A dos partidos de finalizar el campeonato, el Parma estaba en la zona Champions de la clasificación, con dos puntos de ventaja, precisamente, sobre el Inter. Ambos equipos se enfrentaron en la penúltima jornada. Por desgracia, en el minuto dieciséis del segundo tiempo, Adriano, precisamente Adriano, marcó un gol. Ellos fueron a la Liga de Campeones, el Parma, no.

En este punto debo dar un paso atrás. Cuando estalló el escándalo de la Parmalat, Prandelli me dijo: «Ahora debemos cambiar de estrategia, apostemos por los jóvenes». Pero ya lo estábamos haciendo: Adriano y Gilardino tenían veintiún años; Barone, veinticinco; Bonera, veintidós; Ferrari, veinticuatro. Todos ellos eran buenos muchachos y profesionales serios.

—¿Y cómo hacemos para seguir adelante y encontrar jugadores para la primera si no tenemos dinero? —preguntó Prandelli.

—Apostemos por los jóvenes. Si podemos comprarlos con el dinero que tenemos, los cogemos de la primera; de otro modo, los compraremos en la segunda o la tercera —respondí.

Como me había dicho mi amigo y maestro Alfredo Belletti, el bibliotecario de Fusignano: «¿No tienes un líbero? Pues constrúyelo tú». Los conceptos deportivos son los mismos, entrenes al Fusignano o al Parma en primera.

Así acabó 2004. El Parma estaba quinto en la clasificación. Prandelli me confesó: «Me quiere la Roma».

Bondi me llamó.

—Haga usted de entrenador del Parma.

—¡No, no me siento con fuerzas!

—Quédese como director deportivo.

Y así fue.

Entre tanto, en abril de 2004 se había declarado la quiebra de la Parmalat. Presenté la solicitud para el cobro de mi deuda, pero mi abogada se equivocó y lo hizo por el neto, sin incluir los impuestos.

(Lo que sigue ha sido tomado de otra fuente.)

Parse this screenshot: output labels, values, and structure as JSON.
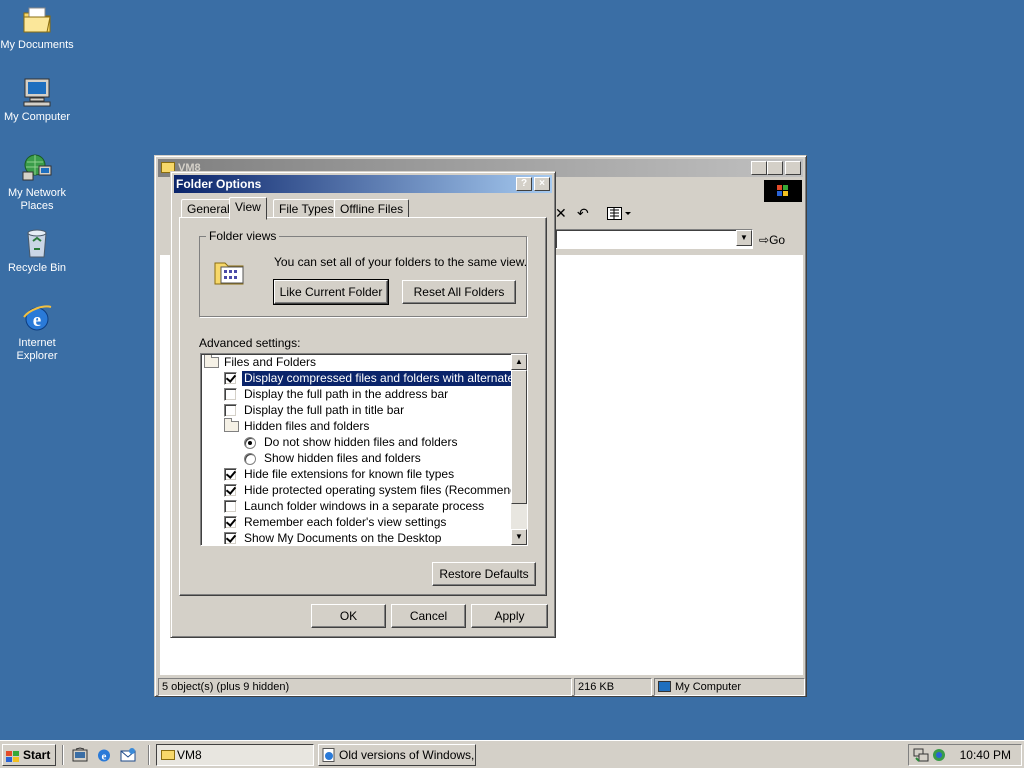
{
  "desktop": {
    "icons": [
      {
        "label": "My Documents",
        "icon": "folder-documents-icon"
      },
      {
        "label": "My Computer",
        "icon": "computer-icon"
      },
      {
        "label": "My Network Places",
        "icon": "network-icon"
      },
      {
        "label": "Recycle Bin",
        "icon": "recycle-bin-icon"
      },
      {
        "label": "Internet Explorer",
        "icon": "ie-icon"
      }
    ]
  },
  "explorer": {
    "title": "VM8",
    "go_label": "Go",
    "status": {
      "objects": "5 object(s) (plus 9 hidden)",
      "size": "216 KB",
      "zone": "My Computer"
    }
  },
  "dialog": {
    "title": "Folder Options",
    "help": "?",
    "close": "×",
    "tabs": [
      "General",
      "View",
      "File Types",
      "Offline Files"
    ],
    "active_tab": "View",
    "folder_views": {
      "legend": "Folder views",
      "text": "You can set all of your folders to the same view.",
      "like_current": "Like Current Folder",
      "reset_all": "Reset All Folders"
    },
    "advanced_label": "Advanced settings:",
    "advanced_items": [
      {
        "kind": "folder",
        "label": "Files and Folders",
        "level": 0
      },
      {
        "kind": "checkbox",
        "label": "Display compressed files and folders with alternate color",
        "checked": true,
        "level": 1,
        "selected": true
      },
      {
        "kind": "checkbox",
        "label": "Display the full path in the address bar",
        "checked": false,
        "level": 1
      },
      {
        "kind": "checkbox",
        "label": "Display the full path in title bar",
        "checked": false,
        "level": 1
      },
      {
        "kind": "folder",
        "label": "Hidden files and folders",
        "level": 1
      },
      {
        "kind": "radio",
        "label": "Do not show hidden files and folders",
        "checked": true,
        "level": 2
      },
      {
        "kind": "radio",
        "label": "Show hidden files and folders",
        "checked": false,
        "level": 2
      },
      {
        "kind": "checkbox",
        "label": "Hide file extensions for known file types",
        "checked": true,
        "level": 1
      },
      {
        "kind": "checkbox",
        "label": "Hide protected operating system files (Recommended)",
        "checked": true,
        "level": 1
      },
      {
        "kind": "checkbox",
        "label": "Launch folder windows in a separate process",
        "checked": false,
        "level": 1
      },
      {
        "kind": "checkbox",
        "label": "Remember each folder's view settings",
        "checked": true,
        "level": 1
      },
      {
        "kind": "checkbox",
        "label": "Show My Documents on the Desktop",
        "checked": true,
        "level": 1
      }
    ],
    "restore_defaults": "Restore Defaults",
    "ok": "OK",
    "cancel": "Cancel",
    "apply": "Apply"
  },
  "taskbar": {
    "start": "Start",
    "tasks": [
      {
        "label": "VM8",
        "pressed": true
      },
      {
        "label": "Old versions of Windows,...",
        "pressed": false
      }
    ],
    "clock": "10:40 PM"
  }
}
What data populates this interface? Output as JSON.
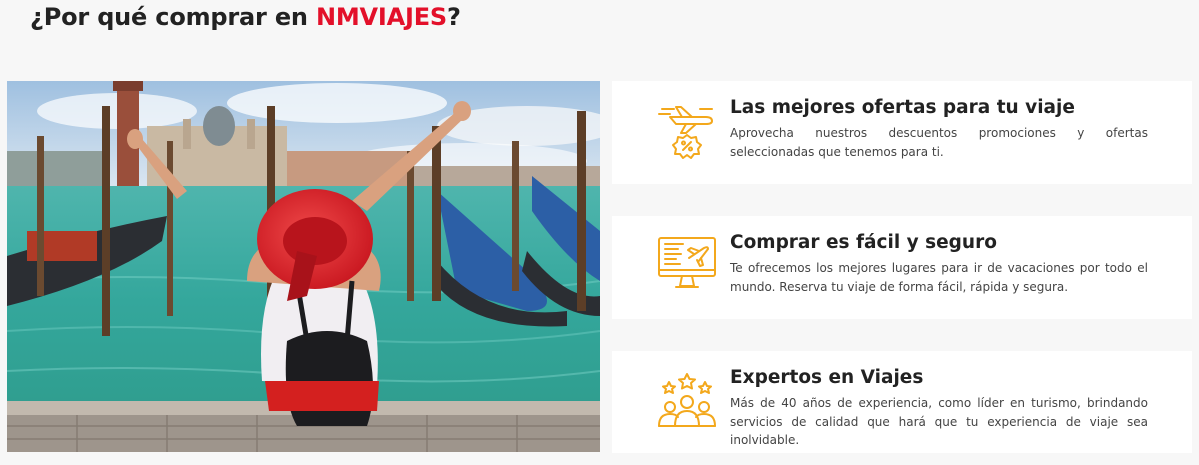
{
  "heading": {
    "prefix": "¿Por qué comprar en ",
    "brand": "NMVIAJES",
    "suffix": "?",
    "brand_color": "#e3102a"
  },
  "accent_color": "#f3a81c",
  "features": [
    {
      "icon": "airplane-discount-icon",
      "title": "Las mejores ofertas para tu viaje",
      "text": "Aprovecha nuestros descuentos promociones y ofertas seleccionadas que tenemos para ti."
    },
    {
      "icon": "monitor-airplane-icon",
      "title": "Comprar es fácil y seguro",
      "text": "Te ofrecemos los mejores lugares para ir de vacaciones por todo el mundo. Reserva tu viaje de forma fácil, rápida y segura."
    },
    {
      "icon": "experts-stars-icon",
      "title": "Expertos en Viajes",
      "text": "Más de 40 años de experiencia, como líder en turismo, brindando servicios de calidad que hará que tu experiencia de viaje sea inolvidable."
    }
  ]
}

Hablé con el presidente, un hombre de confianza de Bondi.

—Ha habido un error. Me habéis pedido muchos favores, y os los he hecho, os he ayudado de todas las maneras. Ahora os pido poder cambiar la cifra y añadir los impuestos —le dije.

En enero de 2004, había llegado Luca Baraldi, que me había pedido ayuda; yo, siempre con el sueldo de asesor, había trabajado todo el año como director. Habíamos reducido los costes laborales de noventa y tres a treinta y cinco millones, y luego de treinta y cinco a veintidós. Habíamos vendido a Adriano, casi triplicando el valor de su ficha, junto a muchos jóvenes. Habíamos lanzado a talentos como Mutu. En resumen, habíamos salvado al equipo de la tempestad de la quiebra de la Parmalat: corría el riesgo de desaparecer y, en cambio, lo habíamos mantenido en pie.

Al final el «no» de Bondi, porque la ley no lo admitía, me pagaba todos estos favores y la ayuda que había dado con toda la pasión y el amor que siempre he puesto en mi trabajo y por el Parma.

Después de mi paso por el Parma, reanudé mi aventura en España.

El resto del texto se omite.